I can never live up to Wham! and that’s why I drink

I’ve left school a long way behind me. That’s both literal, because I moved three hundred full miles away and if I went any further I’d end up in the sea, and metaphorical, because a lot of things would need to happen for me to start fondly reminiscing about my school days. It’s not that they were particularly bad. In fact, some might say I stormed it. I made at least £40 in Virgin Megastores vouchers for good behaviour, and sometimes hung around with upwards of three people at lunchtimes. I even had a Bacardi Breezer at a party once.

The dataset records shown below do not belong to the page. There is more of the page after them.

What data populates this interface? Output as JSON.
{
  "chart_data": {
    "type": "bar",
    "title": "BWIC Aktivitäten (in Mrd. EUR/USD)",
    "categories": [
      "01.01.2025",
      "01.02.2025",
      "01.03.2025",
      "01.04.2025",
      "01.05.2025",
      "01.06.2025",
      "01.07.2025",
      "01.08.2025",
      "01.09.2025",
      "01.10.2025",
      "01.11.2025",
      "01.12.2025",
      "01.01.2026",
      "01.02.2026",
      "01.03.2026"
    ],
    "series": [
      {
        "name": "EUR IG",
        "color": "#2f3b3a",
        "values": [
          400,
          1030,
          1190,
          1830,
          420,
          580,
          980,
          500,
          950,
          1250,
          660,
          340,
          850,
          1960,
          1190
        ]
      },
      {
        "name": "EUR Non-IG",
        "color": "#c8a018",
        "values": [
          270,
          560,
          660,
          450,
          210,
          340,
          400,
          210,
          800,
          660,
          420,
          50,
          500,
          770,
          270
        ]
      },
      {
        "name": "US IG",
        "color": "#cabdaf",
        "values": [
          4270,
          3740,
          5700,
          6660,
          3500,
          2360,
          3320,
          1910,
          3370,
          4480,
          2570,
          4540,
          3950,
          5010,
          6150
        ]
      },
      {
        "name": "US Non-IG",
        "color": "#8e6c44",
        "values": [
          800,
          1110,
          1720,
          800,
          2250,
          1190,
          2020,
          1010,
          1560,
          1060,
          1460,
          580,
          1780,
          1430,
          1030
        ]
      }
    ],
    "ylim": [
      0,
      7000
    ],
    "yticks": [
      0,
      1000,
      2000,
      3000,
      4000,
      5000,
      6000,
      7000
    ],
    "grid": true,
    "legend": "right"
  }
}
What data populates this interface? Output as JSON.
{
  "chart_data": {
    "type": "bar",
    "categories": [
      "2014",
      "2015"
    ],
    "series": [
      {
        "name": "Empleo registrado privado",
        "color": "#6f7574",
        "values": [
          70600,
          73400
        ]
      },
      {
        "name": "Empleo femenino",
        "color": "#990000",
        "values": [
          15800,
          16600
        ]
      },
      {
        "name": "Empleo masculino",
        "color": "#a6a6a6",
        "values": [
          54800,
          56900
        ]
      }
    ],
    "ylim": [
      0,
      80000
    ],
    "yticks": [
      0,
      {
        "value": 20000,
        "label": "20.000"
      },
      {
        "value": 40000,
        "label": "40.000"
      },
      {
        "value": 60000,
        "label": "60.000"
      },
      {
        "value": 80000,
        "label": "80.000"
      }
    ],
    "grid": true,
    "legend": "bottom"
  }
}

Unfortunately, though, it doesn’t matter how fabulous and excessive a student life I lived, I was I was never going to be epic enough to be remembered.  The teachers who used to talk to us about a couple of other famous students called George someone-or-other and Andrew let’s-be-honest-we-don’t-remember-him-quite-as-much-as-George-but-presumably-we-taught-him-too-so-godammit-we-will-talk-about-it are still raving about those guys. Anything the rest of us came up with never stood a chance.

No matter what I do, I can never live up to Wham!.

It’s always this time of year when the radio reminds me every hour that I’m never going to write synth-heavy 80s pop hits, like some ex-students did. I’m never going to rock a perm and frolic on a mountain top in aggressively bright ski gear in a video that gets trotted out every Christmas until the end of time. I’m probably not even going to crash my car into a local branch of Snappy Snaps, because I don’t own a car and if Snappy Snaps still exists it sure as hell does not still exist in Cornwall.

I’m not going to lie. It’s hard. I try to take it one day at a time, and it works perfectly well from Mid-January to Mid-November. And then the truly dangerous times hit. The times where I’m just one glass of rosé and an hour with a pack of Sun-In away from sacking everything else off and fulfilling my destiny as a one-woman tribute band, desperately searching for the chink of light at the end of the giant, Wham!-shaped tunnel.

So how does one carry on when one lives permanently in George Michael’s shadow (Less so Andrew Ridgeley’s if we’re all being very honest with ourselves)? Well, you gotta have faith.